Original Research: Closed access “Targeting seizure-induced neurogenesis in a clinically-relevant time-period leads to transient but not persistent seizure reduction”. Parul Varma, Rebecca Brulet, Ling Zhang and Jenny Hsieh. Journal of Neuroscience. doi:10.1523/JNEUROSCI.0920-19.2019
Targeting seizure-induced neurogenesis in a clinically-relevant time-period leads to transient but not persistent seizure reduction
Mesial temporal lobe epilepsy (mTLE), the most common form of medically refractory epilepsy in adults is usually associated with hippocampal pathophysiology. Using rodent models of mTLE, many studies including work from our laboratory have shown that new neurons born around the onset of severe acute seizures known as status epilepticus (SE) are crucial for the process of epileptogenesis and targeting seizure-induced neurogenesis either genetically or pharmacologically can impact the frequency of chronic seizures. However, these studies are limited in their clinical relevance as none of them determine the potential of blocking new neurons generated after the epileptogenic insult to alleviate the development of chronic seizures. Therefore, using a pilocarpine-induced SE model of mTLE in mice of either sex, we show that greater than 4 weeks of continuous and concurrent ablation of seizure-induced neurogenesis after SE can reduce the formation of spontaneous recurrent seizures (SRS) by 65%. We also found that blocking post-SE neurogenesis does not lead to long-term seizure reduction as the effect was observed only transiently for 10 days with more than 4 weeks of continuous and concurrent ablation of seizure-induced neurogenesis. Thus, these findings provide evidence that seizure-induced neurogenesis when adequately reduced in a clinically relevant time-period has the potential to transiently suppress recurrent seizures, but additional mechanisms need to be targeted to permanently prevent epilepsy development.

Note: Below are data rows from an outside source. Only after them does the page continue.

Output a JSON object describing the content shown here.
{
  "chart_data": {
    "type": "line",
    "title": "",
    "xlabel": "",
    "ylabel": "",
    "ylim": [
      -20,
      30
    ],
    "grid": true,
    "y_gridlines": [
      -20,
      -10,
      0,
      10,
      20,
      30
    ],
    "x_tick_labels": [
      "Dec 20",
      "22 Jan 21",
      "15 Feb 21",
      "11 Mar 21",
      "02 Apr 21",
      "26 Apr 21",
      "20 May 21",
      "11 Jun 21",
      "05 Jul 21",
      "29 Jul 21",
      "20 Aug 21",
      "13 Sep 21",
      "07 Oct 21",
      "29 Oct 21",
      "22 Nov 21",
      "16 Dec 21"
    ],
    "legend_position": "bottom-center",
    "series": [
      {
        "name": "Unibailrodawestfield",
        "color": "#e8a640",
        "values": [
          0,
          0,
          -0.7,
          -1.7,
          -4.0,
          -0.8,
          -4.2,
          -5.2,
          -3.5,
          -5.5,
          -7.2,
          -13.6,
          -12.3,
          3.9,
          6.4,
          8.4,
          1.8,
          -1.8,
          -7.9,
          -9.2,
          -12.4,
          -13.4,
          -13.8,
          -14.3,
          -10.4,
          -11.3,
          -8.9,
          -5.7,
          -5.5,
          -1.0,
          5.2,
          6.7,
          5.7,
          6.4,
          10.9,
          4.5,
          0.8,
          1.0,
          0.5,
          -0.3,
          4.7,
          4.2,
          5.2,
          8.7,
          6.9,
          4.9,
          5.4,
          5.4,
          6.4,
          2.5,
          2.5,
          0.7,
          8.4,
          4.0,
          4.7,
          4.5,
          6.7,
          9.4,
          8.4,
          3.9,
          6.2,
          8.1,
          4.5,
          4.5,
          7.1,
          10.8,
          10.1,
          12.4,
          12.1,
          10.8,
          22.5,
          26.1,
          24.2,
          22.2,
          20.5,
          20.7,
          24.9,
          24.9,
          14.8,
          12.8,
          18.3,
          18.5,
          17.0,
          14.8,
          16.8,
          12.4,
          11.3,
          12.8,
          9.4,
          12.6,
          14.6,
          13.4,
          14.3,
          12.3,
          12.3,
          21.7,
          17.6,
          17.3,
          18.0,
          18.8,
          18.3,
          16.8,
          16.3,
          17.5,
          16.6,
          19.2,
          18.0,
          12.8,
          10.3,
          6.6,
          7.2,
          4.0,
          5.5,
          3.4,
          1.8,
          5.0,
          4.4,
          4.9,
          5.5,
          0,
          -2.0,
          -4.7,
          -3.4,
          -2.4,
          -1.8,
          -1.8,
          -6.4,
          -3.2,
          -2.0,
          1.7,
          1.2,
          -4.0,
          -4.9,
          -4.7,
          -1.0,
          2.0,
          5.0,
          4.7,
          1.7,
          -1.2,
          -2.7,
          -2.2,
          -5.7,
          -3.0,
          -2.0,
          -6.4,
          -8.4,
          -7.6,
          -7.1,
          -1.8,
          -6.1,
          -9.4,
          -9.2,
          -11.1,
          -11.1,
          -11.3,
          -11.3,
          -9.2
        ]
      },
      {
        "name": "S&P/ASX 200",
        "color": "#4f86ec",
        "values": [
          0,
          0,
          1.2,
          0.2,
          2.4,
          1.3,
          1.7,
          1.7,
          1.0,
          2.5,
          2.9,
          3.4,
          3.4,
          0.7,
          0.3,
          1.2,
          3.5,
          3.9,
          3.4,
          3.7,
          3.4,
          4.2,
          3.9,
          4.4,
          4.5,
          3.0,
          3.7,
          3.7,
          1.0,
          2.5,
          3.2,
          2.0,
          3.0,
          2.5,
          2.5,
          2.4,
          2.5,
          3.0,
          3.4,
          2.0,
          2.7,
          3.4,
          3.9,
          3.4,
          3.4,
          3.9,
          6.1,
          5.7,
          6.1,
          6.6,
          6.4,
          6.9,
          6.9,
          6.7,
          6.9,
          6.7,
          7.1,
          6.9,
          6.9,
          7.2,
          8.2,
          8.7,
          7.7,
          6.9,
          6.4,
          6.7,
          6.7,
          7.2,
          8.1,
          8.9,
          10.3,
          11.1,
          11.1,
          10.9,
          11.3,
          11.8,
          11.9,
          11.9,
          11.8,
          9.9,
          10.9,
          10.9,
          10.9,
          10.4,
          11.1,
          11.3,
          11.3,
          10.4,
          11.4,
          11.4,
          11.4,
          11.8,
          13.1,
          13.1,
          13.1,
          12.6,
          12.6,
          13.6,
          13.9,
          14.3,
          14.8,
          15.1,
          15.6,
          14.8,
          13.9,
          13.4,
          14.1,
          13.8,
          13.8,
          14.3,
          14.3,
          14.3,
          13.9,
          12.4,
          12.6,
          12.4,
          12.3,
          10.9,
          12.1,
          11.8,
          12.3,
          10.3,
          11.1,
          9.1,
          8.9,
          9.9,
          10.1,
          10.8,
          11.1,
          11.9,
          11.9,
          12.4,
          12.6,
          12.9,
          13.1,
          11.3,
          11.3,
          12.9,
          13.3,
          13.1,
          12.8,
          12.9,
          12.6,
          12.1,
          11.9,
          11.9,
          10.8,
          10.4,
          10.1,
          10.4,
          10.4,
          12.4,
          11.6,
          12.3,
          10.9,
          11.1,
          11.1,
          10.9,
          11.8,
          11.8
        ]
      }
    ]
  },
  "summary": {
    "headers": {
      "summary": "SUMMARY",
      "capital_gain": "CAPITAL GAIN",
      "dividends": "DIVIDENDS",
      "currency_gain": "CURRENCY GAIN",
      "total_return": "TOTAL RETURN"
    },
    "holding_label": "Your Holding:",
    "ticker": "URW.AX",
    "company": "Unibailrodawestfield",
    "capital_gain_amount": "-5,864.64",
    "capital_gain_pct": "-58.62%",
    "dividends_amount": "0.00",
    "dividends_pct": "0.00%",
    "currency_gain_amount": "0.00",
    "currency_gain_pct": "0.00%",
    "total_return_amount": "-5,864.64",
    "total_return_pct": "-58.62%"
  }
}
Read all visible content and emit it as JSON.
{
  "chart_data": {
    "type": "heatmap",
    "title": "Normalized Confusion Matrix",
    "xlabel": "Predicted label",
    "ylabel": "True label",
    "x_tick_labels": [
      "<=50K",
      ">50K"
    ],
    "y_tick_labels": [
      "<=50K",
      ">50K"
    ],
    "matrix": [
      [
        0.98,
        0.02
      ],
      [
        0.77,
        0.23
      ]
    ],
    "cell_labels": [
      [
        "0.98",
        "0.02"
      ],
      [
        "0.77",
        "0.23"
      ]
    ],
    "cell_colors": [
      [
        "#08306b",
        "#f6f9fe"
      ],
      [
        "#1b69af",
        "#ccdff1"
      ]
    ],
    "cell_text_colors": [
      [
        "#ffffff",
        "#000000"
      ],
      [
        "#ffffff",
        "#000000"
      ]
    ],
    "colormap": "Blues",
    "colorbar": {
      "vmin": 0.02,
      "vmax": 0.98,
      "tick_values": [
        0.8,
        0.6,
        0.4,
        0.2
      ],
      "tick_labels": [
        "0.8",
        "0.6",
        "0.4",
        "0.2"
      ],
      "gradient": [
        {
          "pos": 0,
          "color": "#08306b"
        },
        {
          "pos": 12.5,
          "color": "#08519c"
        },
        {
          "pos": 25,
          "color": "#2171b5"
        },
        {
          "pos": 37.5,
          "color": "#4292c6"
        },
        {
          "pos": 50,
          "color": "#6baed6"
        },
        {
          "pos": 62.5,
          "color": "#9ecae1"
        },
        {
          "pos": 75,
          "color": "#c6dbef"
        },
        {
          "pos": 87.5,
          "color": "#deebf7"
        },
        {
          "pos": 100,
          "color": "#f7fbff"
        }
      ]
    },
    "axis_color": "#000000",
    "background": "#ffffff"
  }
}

Consistent with morphological and electrophysiological studies suggesting aberrant adult-generated neurons contribute to epilepsy development, ablation of seizure induced new neurons at the time of the initial insult reduces the frequency of recurrent seizures. In this study, we show that continuous targeting of post-insult new neurons in a therapeutically relevant time period reduces chronic seizures, however, this effect does not persist suggesting possible additional mechanisms.